Além das buscas nas autarquias de Gaia e do Porto, outras decorreram "em várias zonas do território nacional", tal como em "diversos serviços de natureza pública, bem como a empresas relacionadas com o universo urbanístico".

As buscas realizadas tiveram como objetivo principal a "deteção e recolha de prova da prática de fenómenos de índole corruptiva, bem como reiterada viciação de procedimentos de contratação pública em setores de atividade específicos, com vista a beneficiar" algumas empresas.

Com base em toda a prova anteriormente recolhida, as autoridades suspeitam que foram viciadas "normas e instrução de processos de licenciamento urbanístico em favor de promotores associados a projetos de elevada densidade e magnitude, estando em causa interesses imobiliários na ordem dos 300 milhões de euros". Em troca terá havido "oferta e aceitação" de contrapartidas em dinheiro.

No decorrer da operação também se sabe que foram apreendidos os telemóveis do vereador do urbanismo do Porto, Pedro Baganha, e de uma chefe de divisão do urbanismo da Câmara do Porto. 

A Câmara Municipal do Porto acabou por divulgar um comunicado oficial onde garantiu que as buscas realizadas “não visam o município”, acrescentando que “estão relacionadas com empresas privadas que têm processos urbanísticos” que estão a tramitar no município.

Entretanto, em declarações aos jornalistas, o vereador Pedro Baganha garantiu que não tinha sido "constituído arguido", mas não adiantou se o seu telemóvel tinha sido, ou não, apreendido pela PJ. Este responsável explicou ainda que a investigação se "centra numa empresa privada que tem vários processos urbanísticos, em vários municípios, sendo que, pelo menos, um deles diz respeito à autarquia do Porto".

Já depois da hora do almoço, a Câmara Municipal de Gaia emitiu um comunicado confirmando que está a "ceder elementos solicitados pela investigação" que terá tido início numa "alegada denuncia anónima". Confirma ainda que a investigação está ligada a "dossiers municipais do urbanismo".

A Polícia Judiciária confirmou também, no comunicado oficial, que no decorrer das buscas tinham sido "apreendidos elementos documentais e digitais relativos à prática dos factos com possível alcance probatório". Os elementos digitais serão vários telemóveis e computadores.

A operação decorreu nos edifícios principais das autarquias de Gaia e do Porto, mas também noutros edifcíos onde se situam outros serviços ligados à área do urbanismo, como por exemplo, no antigo Edifício dos Correios, no Porto.

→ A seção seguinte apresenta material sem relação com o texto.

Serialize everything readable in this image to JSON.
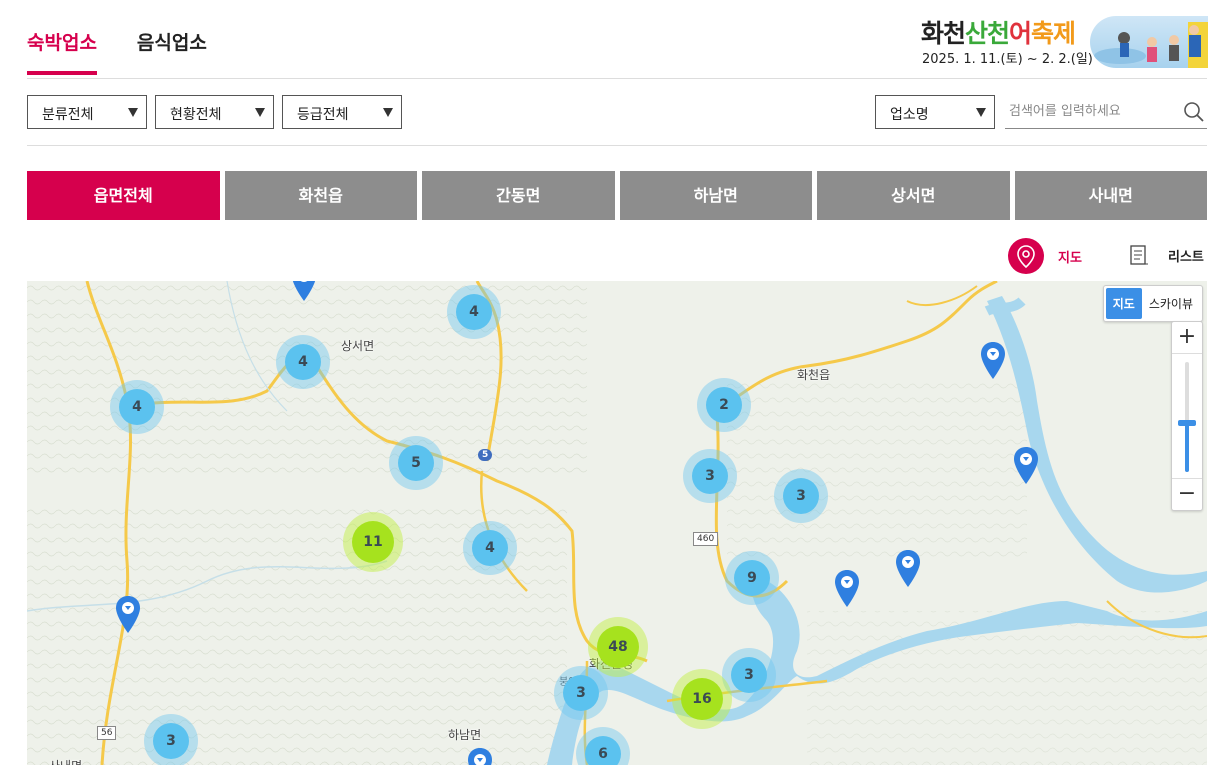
{
  "top_tabs": [
    {
      "label": "숙박업소",
      "active": true
    },
    {
      "label": "음식업소",
      "active": false
    }
  ],
  "banner": {
    "title_part1": "화천",
    "title_part2": "산천",
    "title_part3": "어",
    "title_part4": "축제",
    "date": "2025. 1. 11.(토) ~ 2. 2.(일)"
  },
  "filters": {
    "category": "분류전체",
    "status": "현황전체",
    "grade": "등급전체"
  },
  "search": {
    "field": "업소명",
    "placeholder": "검색어를 입력하세요"
  },
  "districts": [
    {
      "label": "읍면전체",
      "active": true
    },
    {
      "label": "화천읍",
      "active": false
    },
    {
      "label": "간동면",
      "active": false
    },
    {
      "label": "하남면",
      "active": false
    },
    {
      "label": "상서면",
      "active": false
    },
    {
      "label": "사내면",
      "active": false
    }
  ],
  "view": {
    "map_label": "지도",
    "list_label": "리스트"
  },
  "map": {
    "type_map": "지도",
    "type_sky": "스카이뷰",
    "zoom_in": "+",
    "zoom_out": "−",
    "zoom_level_fraction": 0.45,
    "places": {
      "sangseo": "상서면",
      "hwacheon": "화천읍",
      "county": "화천군청",
      "hanam": "하남면",
      "sanae": "사내면",
      "bung": "붕어섬"
    },
    "roads": {
      "r5": "5",
      "r460": "460",
      "r56": "56"
    },
    "clusters": {
      "c1": "4",
      "c2": "4",
      "c3": "4",
      "c4": "5",
      "c5": "2",
      "c6": "3",
      "c7": "3",
      "c8": "11",
      "c9": "4",
      "c10": "9",
      "c11": "48",
      "c12": "3",
      "c13": "3",
      "c14": "16",
      "c15": "3",
      "c16": "6"
    },
    "colors": {
      "cluster_small": "#5bc2ef",
      "cluster_large": "#a6e21e",
      "water": "#a8d7ee",
      "road": "#f5c94a",
      "marker": "#2f7fe0"
    }
  }
}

Segundo a agência Lusa, que cita fonte da empresa, a Polícia Judiciária também realizou buscas no Metro do Porto no âmbito desta operação.

Os detidos terão de ser presentes à competente autoridade judiciária no Tribunal de Instrução Criminal do Porto para primeiro interrogatório judicial e aplicação de eventuais medidas de coação.